Cet article aborde quelques unes de ces réactions.

Détermination de la valeur de l’usufruit


Décision anticipée n° 300.081 du 30.09.2003
Objet de la demande

La demande vise à obtenir une décision anticipée quant aux conséquences fiscales de l’acquisition par :

M.X, gérant de la SPRL A, de :
·20 % de la pleine propriété d’un appartement;

·de la nue-propriété de la partie restante (80 %);

la SPRL A de l’usufruit d’une durée de 15 ans de ladite partie restante (80 %).
Pour financer son acquisition, la SPRL A contractera un crédit d’investissement. Cet appartement sera affecté à un usage privé par M. X.

Décision

Le SPF Finances marque son accord sur le fait que :

les frais de notaire, les droits d’enregistrement et les frais bancaires sur le crédit d’investissement sont déductibles à ce titre dans le chef de la SPRL A aux conditions fixées par l’article 49, CIR 92, et ce dans la mesure où ils se rapportent à l’acquisition du droit d’usufruit;
la valeur du droit d’usufruit est fixée compte tenu des dispositions prévues à l’article 47, § 2, du code des droits d’enregistrement et un amortissement sur une durée de 15 ans peut être admis;
en matière de disposition gratuite d’immeubles ou de parties d’immeubles visée à l’article 18, § 3, point 2, AR/CIR, le paiement par M. X d’un loyer annuel à la SPRL A équivalant au moins à 80 % du revenu cadastral indexé de l’appartement multiplié par 100/60 et par 2, n’engendrera pas dans son chef l’imposition d’un avantage de toute nature visé à l’article 32, alinéa 2, 2°, CIR 92. S’il s’agit d’une habitation meublée, ce loyer minimum doit être majoré de 2/3;
la non location de l’appartement par M. X pendant une certaine période, sans que celui-ci n’en dispose effectivement, n’engendrera pas dans son chef, à due concurrence, l’imposition d’un avantage de toute nature visé à l’article 32, alinéa 2, 2°, CIR 92.
L’attention est attirée sur le fait que la présente décision ne porte pas préjudice à l’imposition éventuelle, dans le chef de M. X, d’un avantage de toute nature visé à l’article 32, alinéa 2, 2°, CIR 92, au moment où ce dernier acquerra, après 15 ans, 80 % de l’usufruit de l’appartement.

Commentaires
Cette décision a été publiée en juin 2004 sur le site du SPF Finances. Elle semble permettre, sans inconvénient fiscal, l’utilisation de cette forme d’acquisition d’immeuble existant aux conditions suivantes :

ðune durée minimale du droit d’usufruit de 15 ans ;

ðune partie de la pleine propriété de l’immeuble étant acquise par la personne physique (gérant de la société), la valorisation de l’usufruit fixée par les règles du droit d’enregistrement est acceptée.
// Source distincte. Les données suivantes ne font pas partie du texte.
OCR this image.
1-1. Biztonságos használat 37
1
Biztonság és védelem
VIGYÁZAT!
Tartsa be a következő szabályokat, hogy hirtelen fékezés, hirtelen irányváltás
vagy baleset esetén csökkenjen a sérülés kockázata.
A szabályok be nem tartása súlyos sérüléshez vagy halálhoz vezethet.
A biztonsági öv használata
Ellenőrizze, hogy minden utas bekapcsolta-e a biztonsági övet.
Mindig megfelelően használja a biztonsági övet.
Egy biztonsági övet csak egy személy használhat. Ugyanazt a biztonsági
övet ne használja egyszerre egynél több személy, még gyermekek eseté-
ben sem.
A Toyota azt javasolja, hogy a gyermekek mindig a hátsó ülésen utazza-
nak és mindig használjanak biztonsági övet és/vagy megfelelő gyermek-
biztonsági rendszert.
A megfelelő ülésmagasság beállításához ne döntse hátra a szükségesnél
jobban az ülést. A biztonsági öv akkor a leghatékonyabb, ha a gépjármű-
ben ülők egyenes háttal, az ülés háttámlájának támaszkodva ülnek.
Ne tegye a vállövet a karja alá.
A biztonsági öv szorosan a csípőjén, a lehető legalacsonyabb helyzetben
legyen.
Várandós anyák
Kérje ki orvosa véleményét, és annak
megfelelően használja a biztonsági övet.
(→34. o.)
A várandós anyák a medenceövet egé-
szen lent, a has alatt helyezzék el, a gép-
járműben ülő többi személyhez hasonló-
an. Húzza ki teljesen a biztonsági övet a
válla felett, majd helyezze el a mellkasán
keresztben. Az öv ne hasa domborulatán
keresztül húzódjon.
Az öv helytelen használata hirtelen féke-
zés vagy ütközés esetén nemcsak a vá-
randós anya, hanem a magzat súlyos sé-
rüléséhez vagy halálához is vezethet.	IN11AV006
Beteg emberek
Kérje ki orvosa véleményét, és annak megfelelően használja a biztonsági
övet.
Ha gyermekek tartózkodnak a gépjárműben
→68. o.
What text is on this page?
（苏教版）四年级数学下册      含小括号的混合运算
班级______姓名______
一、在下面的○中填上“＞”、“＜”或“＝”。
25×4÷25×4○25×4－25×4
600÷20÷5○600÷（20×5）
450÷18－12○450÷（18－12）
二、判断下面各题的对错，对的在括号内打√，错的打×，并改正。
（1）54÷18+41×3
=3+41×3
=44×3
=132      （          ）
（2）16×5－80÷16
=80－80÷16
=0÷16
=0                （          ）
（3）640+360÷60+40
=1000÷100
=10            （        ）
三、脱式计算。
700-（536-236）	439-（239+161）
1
En fait le rapport (4/5) de 20 % à tire de nue-propriété et de 80 % à titre d’usufruit est un maximum repris à l’art. 47 du Code des droits d’enregistrement : « (…) Si l'usufruit est établi pour un temps limité, la valeur vénale est représentée par la somme obtenue en capitalisant au taux de 4 % le revenu annuel, compte tenu de la durée assignée à l'usufruit par la convention, mais sans pouvoir excéder soit la valeur déterminée selon l'alinéa précédent, s'il s'agit d'un usufruit constitué au profit d'une personne physique, soit le montant de vingt fois le revenu, si l'usufruit est établi au profit d'une personne morale.

En aucun cas, il ne peut être assigné à l'usufruit une valeur vénale supérieure aux quatre cinquièmes de la valeur vénale de la pleine propriété. »

Ce qui est remarquable, c’est que, ne sont pas considérés comme facteurs défavorables à la construction fiscale, le fait que la société recourt à un emprunt pour l’acquisition du droit d’usufruit et que l’immeuble en cause est loué pour une occupation à titre privé par le gérant.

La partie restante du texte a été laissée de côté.